Hasta aquí un poco de su historia, a veces tenebrosa; ahora, un poco de realidad viajera. Al viajero insatisfecho le llamó la atención el Festival Lavanda que tenía su cita aquel fin de semana. Café Quijano, un grupo leonés de prestigio, actuaba en aquel marco ‘de lavanda’. Porque este festival, un clásico ya, se celebraba cada año cuando la floración de esta planta, lavanda, alcanzaba su esplendor.
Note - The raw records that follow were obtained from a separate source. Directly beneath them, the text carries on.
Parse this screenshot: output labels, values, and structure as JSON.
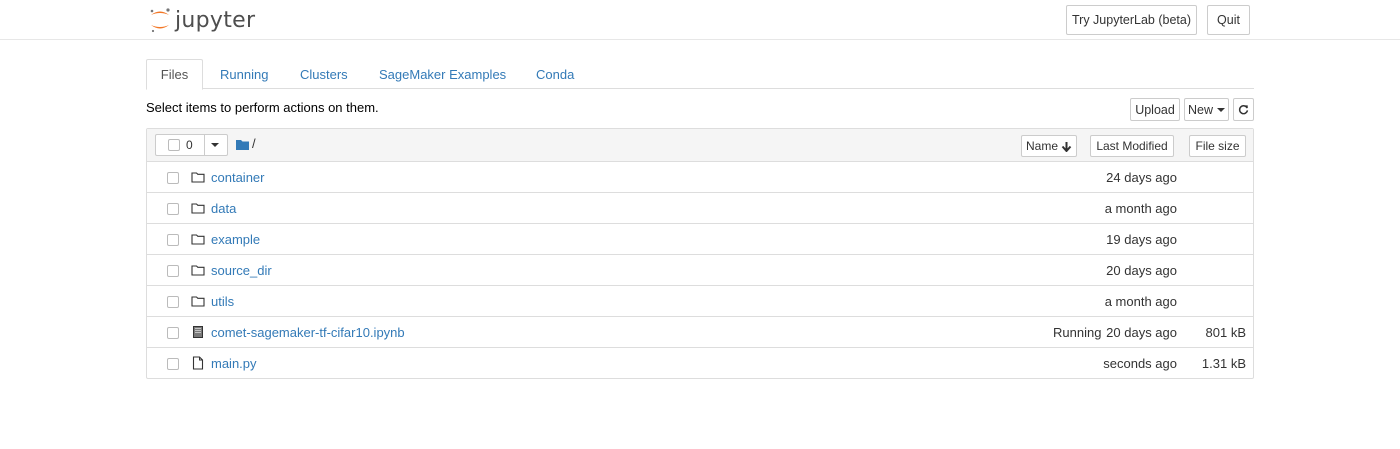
{
  "header": {
    "logo_text": "jupyter",
    "buttons": {
      "try_lab": "Try JupyterLab (beta)",
      "quit": "Quit"
    }
  },
  "tabs": [
    {
      "label": "Files",
      "active": true
    },
    {
      "label": "Running",
      "active": false
    },
    {
      "label": "Clusters",
      "active": false
    },
    {
      "label": "SageMaker Examples",
      "active": false
    },
    {
      "label": "Conda",
      "active": false
    }
  ],
  "toolbar": {
    "hint": "Select items to perform actions on them.",
    "upload": "Upload",
    "new": "New",
    "refresh_icon": "refresh-icon"
  },
  "list_header": {
    "selected_count": "0",
    "breadcrumb": "/",
    "sort_name": "Name",
    "sort_modified": "Last Modified",
    "sort_size": "File size"
  },
  "files": [
    {
      "type": "folder",
      "name": "container",
      "status": "",
      "modified": "24 days ago",
      "size": ""
    },
    {
      "type": "folder",
      "name": "data",
      "status": "",
      "modified": "a month ago",
      "size": ""
    },
    {
      "type": "folder",
      "name": "example",
      "status": "",
      "modified": "19 days ago",
      "size": ""
    },
    {
      "type": "folder",
      "name": "source_dir",
      "status": "",
      "modified": "20 days ago",
      "size": ""
    },
    {
      "type": "folder",
      "name": "utils",
      "status": "",
      "modified": "a month ago",
      "size": ""
    },
    {
      "type": "notebook",
      "name": "comet-sagemaker-tf-cifar10.ipynb",
      "status": "Running",
      "modified": "20 days ago",
      "size": "801 kB"
    },
    {
      "type": "file",
      "name": "main.py",
      "status": "",
      "modified": "seconds ago",
      "size": "1.31 kB"
    }
  ],
  "colors": {
    "link": "#337ab7",
    "logo_orange": "#f37726",
    "border": "#dddddd"
  }
}
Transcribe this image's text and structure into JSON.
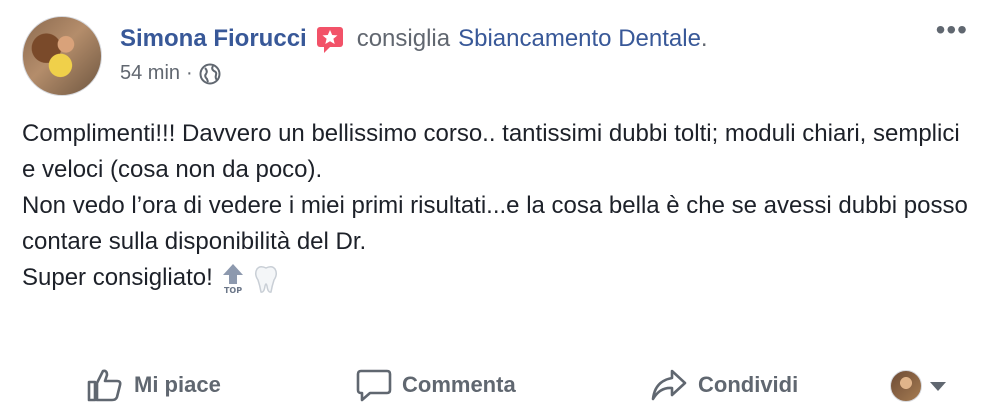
{
  "post": {
    "author": "Simona Fiorucci",
    "verb": "consiglia",
    "page": "Sbiancamento Dentale",
    "page_suffix": ".",
    "time": "54 min",
    "meta_separator": "·",
    "more_icon": "ellipsis-icon",
    "badge_icon": "recommend-star-icon",
    "privacy_icon": "globe-icon",
    "text_lines": [
      "Complimenti!!! Davvero un bellissimo corso.. tantissimi dubbi tolti; moduli chiari, semplici e veloci (cosa non da poco).",
      "Non vedo l’ora di vedere i miei primi risultati...e la cosa bella è che se avessi dubbi posso contare sulla disponibilità del Dr.",
      "Super consigliato!"
    ],
    "emojis": [
      "top-arrow-emoji",
      "tooth-emoji"
    ]
  },
  "actions": {
    "like": "Mi piace",
    "comment": "Commenta",
    "share": "Condividi"
  },
  "colors": {
    "link": "#385898",
    "secondary": "#616770",
    "badge": "#f25268"
  }
}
Y así fue como la curiosidad por Café Quijano le llevó a este mochilero leonés a plantearse una excursión para conocer y disfrutar de las plantaciones de lavanda.
En los alrededores del pueblo había extensiones de campos que se dedicaban a este genuino cultivo. Su sembrado en rectos surcos, su morada floración en este tiempo veraniego y su bello contraste en un terreno llano y de apariencia baldío, conformaba un conjunto estético natural de difícil clasificación.

Campos de lavanda

Con una amiga del alma, y espíritu, recorrió durante la mañana las calles de aquel pueblo con sabor a viejo territorio alcarreño. Un paseo reposado por el sol y sombra de sus piedras, con pereza veraniega, pero cuando el calor más abrasaba el cuerpo de estos dos foráneos, decidieron hidratarse con la suavidad de unas cervezas. Difícil momento el de la comida a las 3 y media de la tarde: restaurantes llenos, y caras de “no os podemos atender”. “No tenemos comida, y eso no se puede improvisar”, les dijeron. Después de recorrer varios, en uno de ellos les supieron acomodar o, mejor dicho, se pudieron medio acoplar.
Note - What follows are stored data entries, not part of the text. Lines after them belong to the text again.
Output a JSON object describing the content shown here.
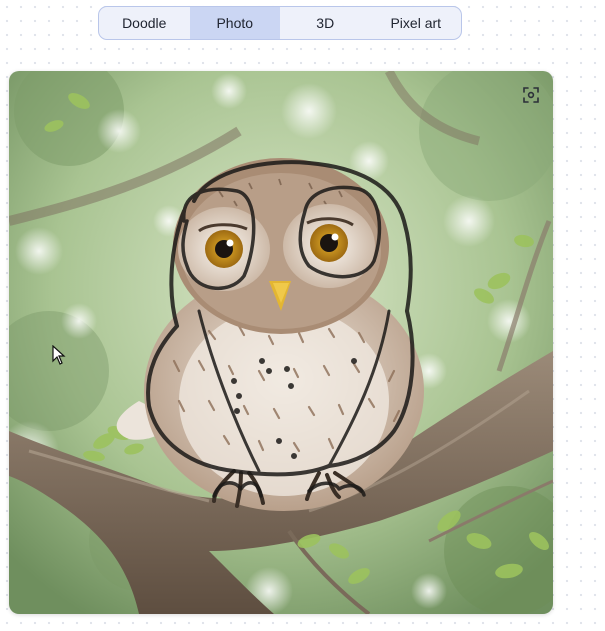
{
  "segmented_control": {
    "options": [
      "Doodle",
      "Photo",
      "3D",
      "Pixel art"
    ],
    "selected": "Photo"
  },
  "canvas": {
    "image": "owl-on-branch-photo",
    "overlay": "doodle-sketch-outline",
    "expand_icon": "expand-icon"
  }
}
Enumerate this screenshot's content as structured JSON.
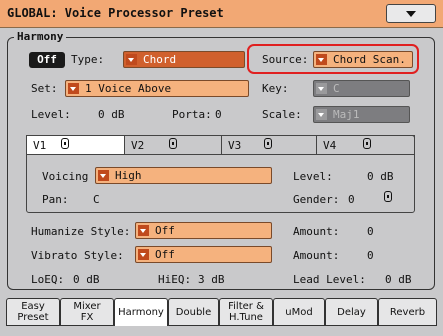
{
  "title": "GLOBAL: Voice Processor Preset",
  "section": "Harmony",
  "off_button": "Off",
  "type": {
    "label": "Type:",
    "value": "Chord"
  },
  "source": {
    "label": "Source:",
    "value": "Chord Scan."
  },
  "set": {
    "label": "Set:",
    "value": "1 Voice Above"
  },
  "key": {
    "label": "Key:",
    "value": "C"
  },
  "level": {
    "label": "Level:",
    "value": "0 dB"
  },
  "porta": {
    "label": "Porta:",
    "value": "0"
  },
  "scale": {
    "label": "Scale:",
    "value": "Maj1"
  },
  "voices": [
    {
      "label": "V1"
    },
    {
      "label": "V2"
    },
    {
      "label": "V3"
    },
    {
      "label": "V4"
    }
  ],
  "voicing": {
    "label": "Voicing",
    "value": "High"
  },
  "voice_level": {
    "label": "Level:",
    "value": "0 dB"
  },
  "pan": {
    "label": "Pan:",
    "value": "C"
  },
  "gender": {
    "label": "Gender:",
    "value": "0"
  },
  "humanize": {
    "label": "Humanize Style:",
    "value": "Off",
    "amount_label": "Amount:",
    "amount": "0"
  },
  "vibrato": {
    "label": "Vibrato Style:",
    "value": "Off",
    "amount_label": "Amount:",
    "amount": "0"
  },
  "loeq": {
    "label": "LoEQ:",
    "value": "0 dB"
  },
  "hieq": {
    "label": "HiEQ:",
    "value": "3 dB"
  },
  "lead_level": {
    "label": "Lead Level:",
    "value": "0 dB"
  },
  "tabs": [
    {
      "l1": "Easy",
      "l2": "Preset"
    },
    {
      "l1": "Mixer",
      "l2": "FX"
    },
    {
      "l1": "Harmony",
      "l2": ""
    },
    {
      "l1": "Double",
      "l2": ""
    },
    {
      "l1": "Filter &",
      "l2": "H.Tune"
    },
    {
      "l1": "uMod",
      "l2": ""
    },
    {
      "l1": "Delay",
      "l2": ""
    },
    {
      "l1": "Reverb",
      "l2": ""
    }
  ],
  "colors": {
    "title_bar": "#f2a874",
    "dropdown": "#f5b27e",
    "dropdown_selected": "#d0602d",
    "highlight": "#e02020"
  }
}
A primera hora de la tarde, cuando el sol caía denso sobre los campos de los alrededores, realizaron el recorrido por los cultivos de lavanda. Bonitas imágenes para la mente viajera de ambos turista-viajeros, multitud de fotos y poses para la memoria. A lo lejos, en otras fincas de multicolores, varios autobuses vomitaban gente vestida de blanco (indumentaria recomendada por los turoperadores turísticos) mientras las fotografías verde-moradas de lavanda se iban almacenando en la ‘galería’ de sus móviles Samsung y iPhone. 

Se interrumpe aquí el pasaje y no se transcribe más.